Photographs and Videoworks by Michael Nyman
Still taken from Love Train: Michael Nyman
Michael Nyman is one of today’s most successful living composers; many people know Nyman’s music through his film scores. Prolific in his output he has worked as a musicologist, writer, composer and now, photographer and video artist.
Videofile is the first comprehensive exhibition of selected video works and photography by Michael Nyman. This previously unknown experimentation with video and photography has been made by Nyman over the past 15 years.
Still taken from Moscow: Michael Nyman
Nyman’s videoworks are filmed with a hand-held camera. Usually spontaneous, they work as visual diaries of his inquisitive mind.
Most often taken before and after concerts and as part of his international travels, video works feature everyday moments or episodes that Nyman has chanced upon and chosen to record; lingering on unfolding events, capturing the unexpected, or focusing on the less seen. Some works are left relatively unedited whilst other video works undergo further experimentation with split screens and visual repetition.

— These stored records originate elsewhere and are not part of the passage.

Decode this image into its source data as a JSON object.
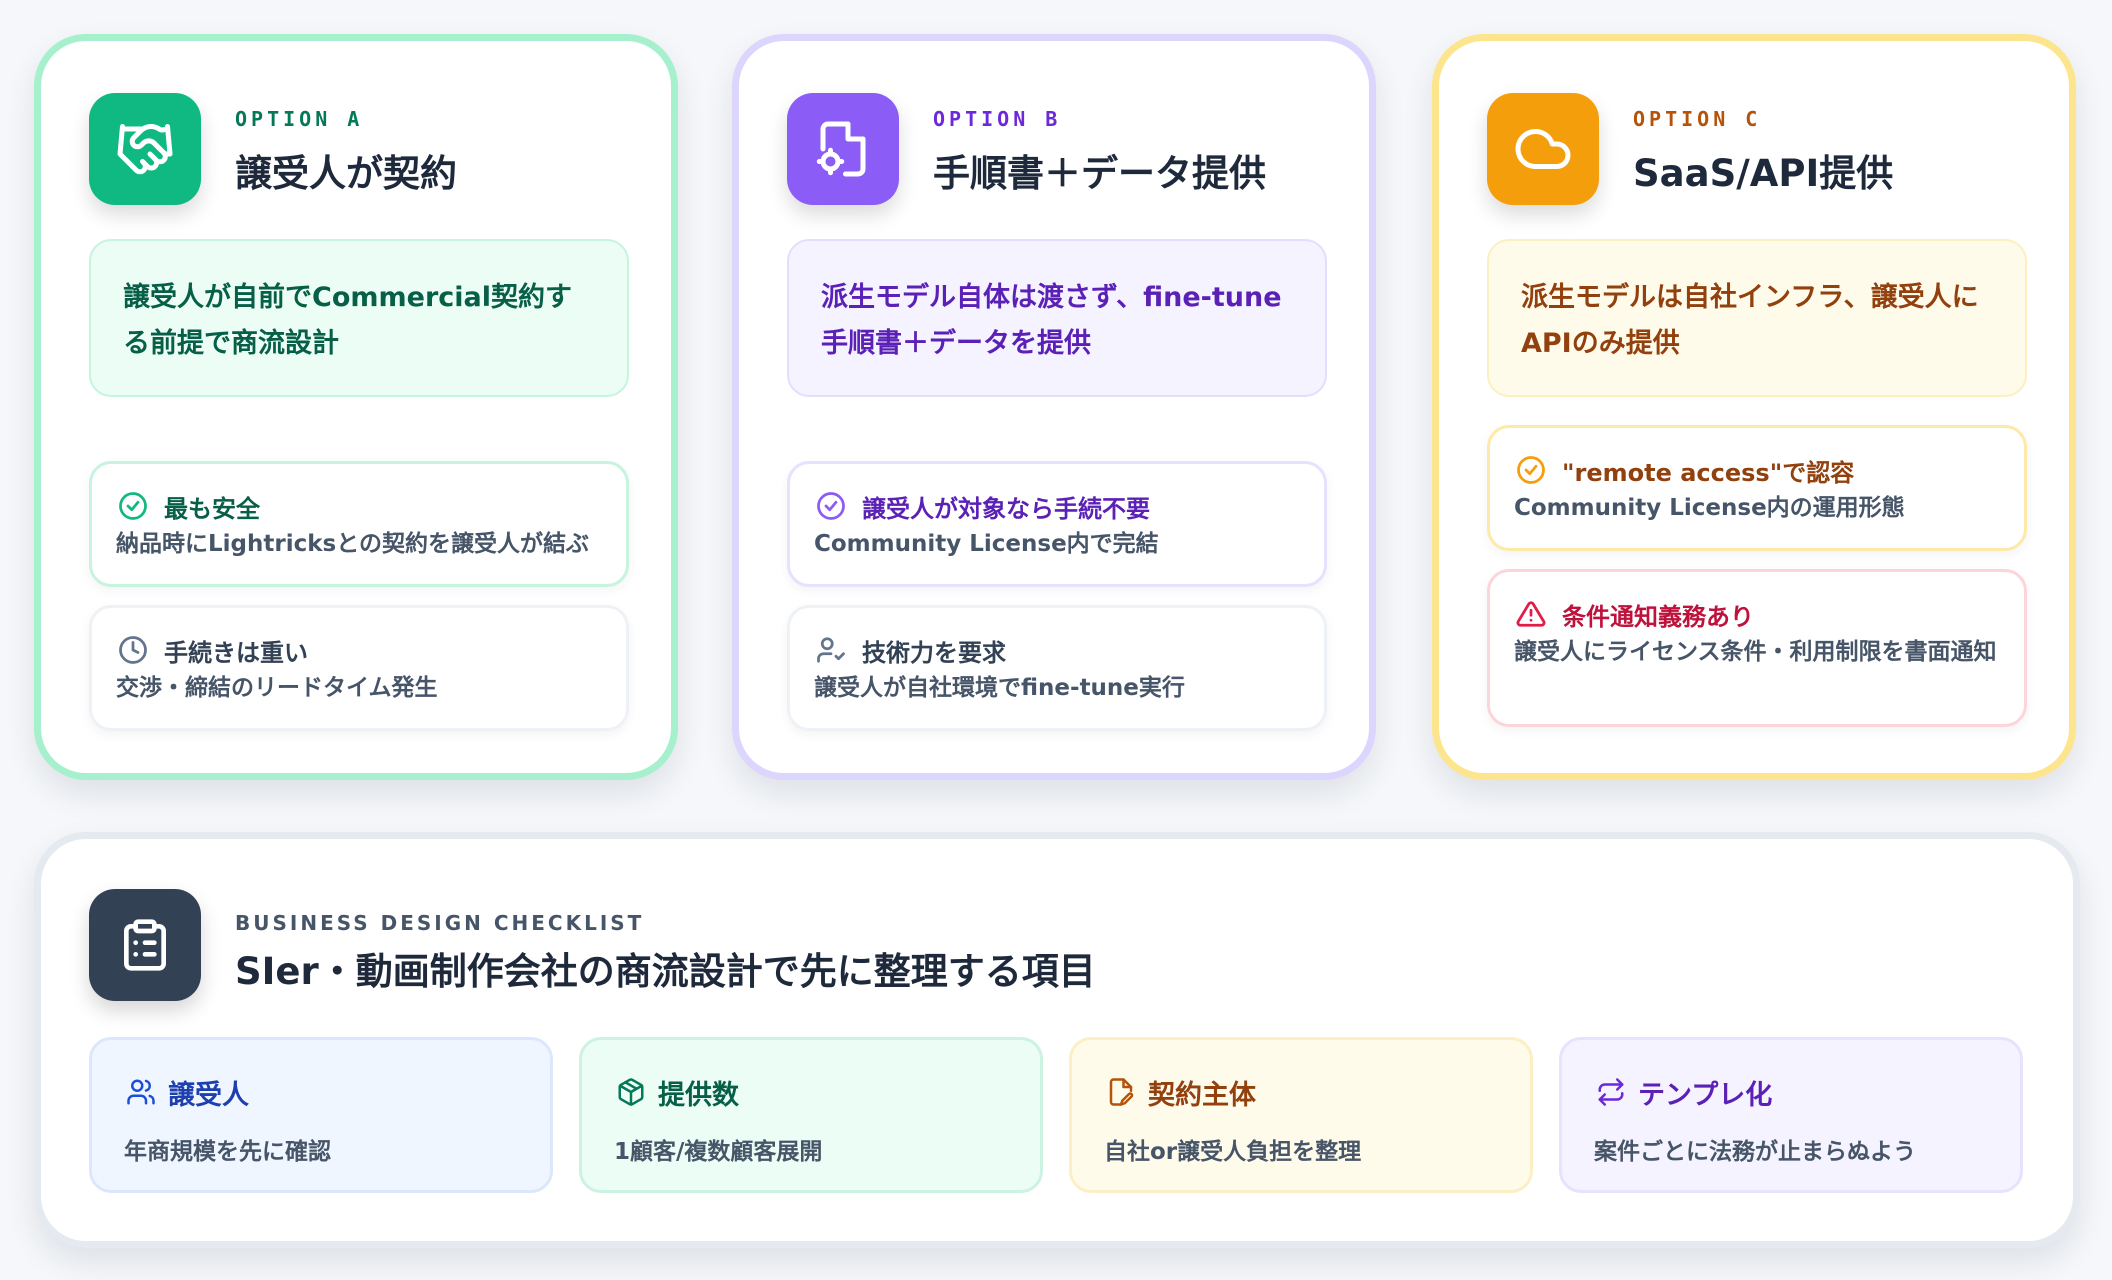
{
  "options": [
    {
      "label": "OPTION A",
      "title": "譲受人が契約",
      "icon": "handshake-icon",
      "accent": "#10b981",
      "summary": "譲受人が自前でCommercial契約する前提で商流設計",
      "points": [
        {
          "icon": "check-circle-icon",
          "title": "最も安全",
          "body": "納品時にLightricksとの契約を譲受人が結ぶ"
        },
        {
          "icon": "clock-icon",
          "title": "手続きは重い",
          "body": "交渉・締結のリードタイム発生"
        }
      ]
    },
    {
      "label": "OPTION B",
      "title": "手順書＋データ提供",
      "icon": "file-settings-icon",
      "accent": "#8b5cf6",
      "summary": "派生モデル自体は渡さず、fine-tune手順書＋データを提供",
      "points": [
        {
          "icon": "check-circle-icon",
          "title": "譲受人が対象なら手続不要",
          "body": "Community License内で完結"
        },
        {
          "icon": "user-check-icon",
          "title": "技術力を要求",
          "body": "譲受人が自社環境でfine-tune実行"
        }
      ]
    },
    {
      "label": "OPTION C",
      "title": "SaaS/API提供",
      "icon": "cloud-icon",
      "accent": "#f59e0b",
      "summary": "派生モデルは自社インフラ、譲受人にAPIのみ提供",
      "points": [
        {
          "icon": "check-circle-icon",
          "title": "\"remote access\"で認容",
          "body": "Community License内の運用形態"
        },
        {
          "icon": "warning-icon",
          "title": "条件通知義務あり",
          "body": "譲受人にライセンス条件・利用制限を書面通知"
        }
      ]
    }
  ],
  "checklist": {
    "label": "BUSINESS DESIGN CHECKLIST",
    "title": "SIer・動画制作会社の商流設計で先に整理する項目",
    "icon": "clipboard-icon",
    "items": [
      {
        "icon": "users-icon",
        "title": "譲受人",
        "body": "年商規模を先に確認"
      },
      {
        "icon": "package-icon",
        "title": "提供数",
        "body": "1顧客/複数顧客展開"
      },
      {
        "icon": "file-edit-icon",
        "title": "契約主体",
        "body": "自社or譲受人負担を整理"
      },
      {
        "icon": "repeat-icon",
        "title": "テンプレ化",
        "body": "案件ごとに法務が止まらぬよう"
      }
    ]
  }
}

Soundtracks to some of the video works use location sounds, whilst others recycle existing scores from his archive, or a combination of both to create sound/ score montages.
The integration of video, art and music within this exhibition is extended across to the live programme, details of which can be found on the Performance & Events page.

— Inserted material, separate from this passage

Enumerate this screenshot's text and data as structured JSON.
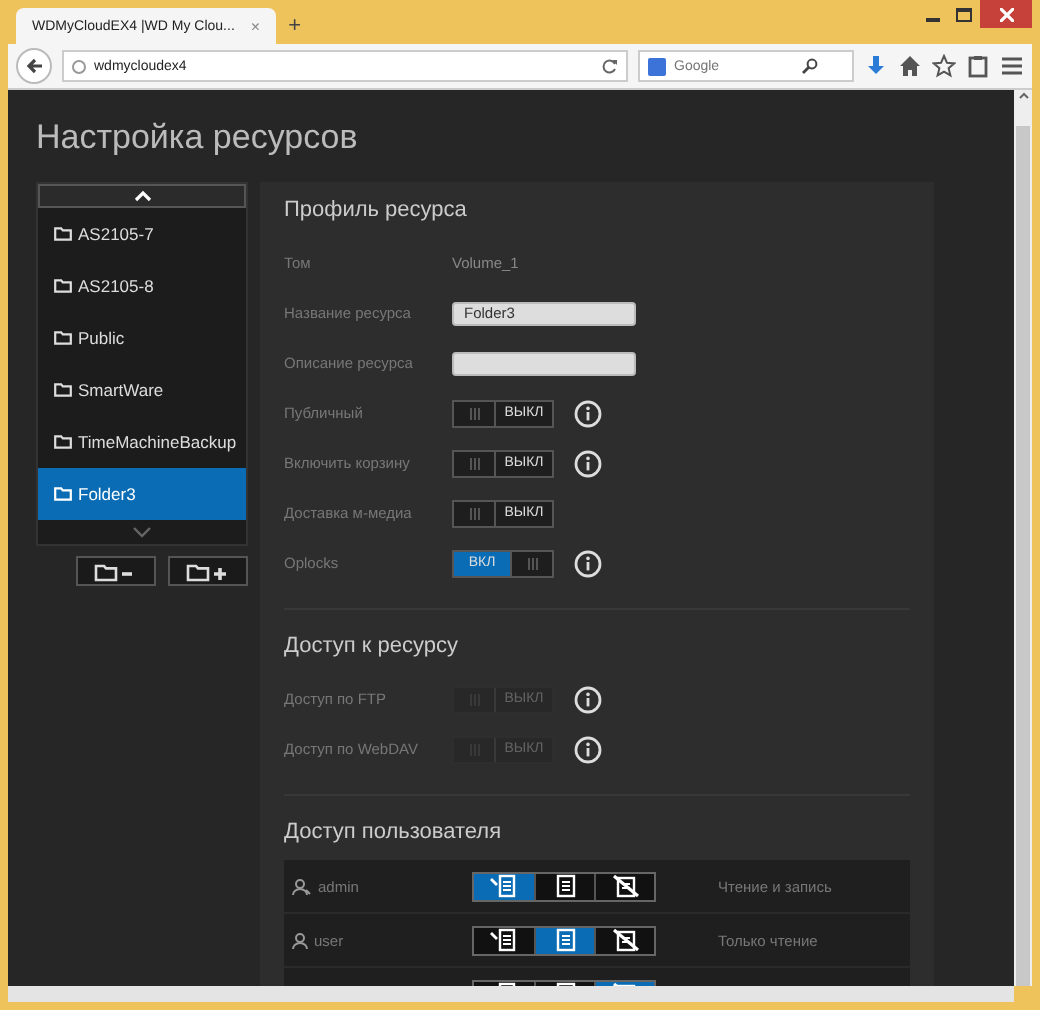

This exhibition is devised by De La Warr Pavilion.
Click here to download the Gallery Guide for this season.
Michael Nyman (b. 1944–) published his study Experimental Music:Cage and Beyond in 1974: considered today to be a seminal text on the Anglo-American post war experimental musical tradition. He founded the Michael Nyman Band in 1977 and has composed award winning soundtracks for numerous films notably Peter Greenaway with whom he collaborated on eleven films and Jane Campion with The Piano which has sold over three million copies. As a musicologist and the music critic for The Spectator in the late 1960s, he was the first to apply the term ‘minimalism’ to music. He has collaborated with several visual artists including Bruce McLean, Mary Kelly and more recently Carsten Nicolai and Kutlug Ataman. In 2008 he published Sublime a book containing nearly two thousand of his photographs.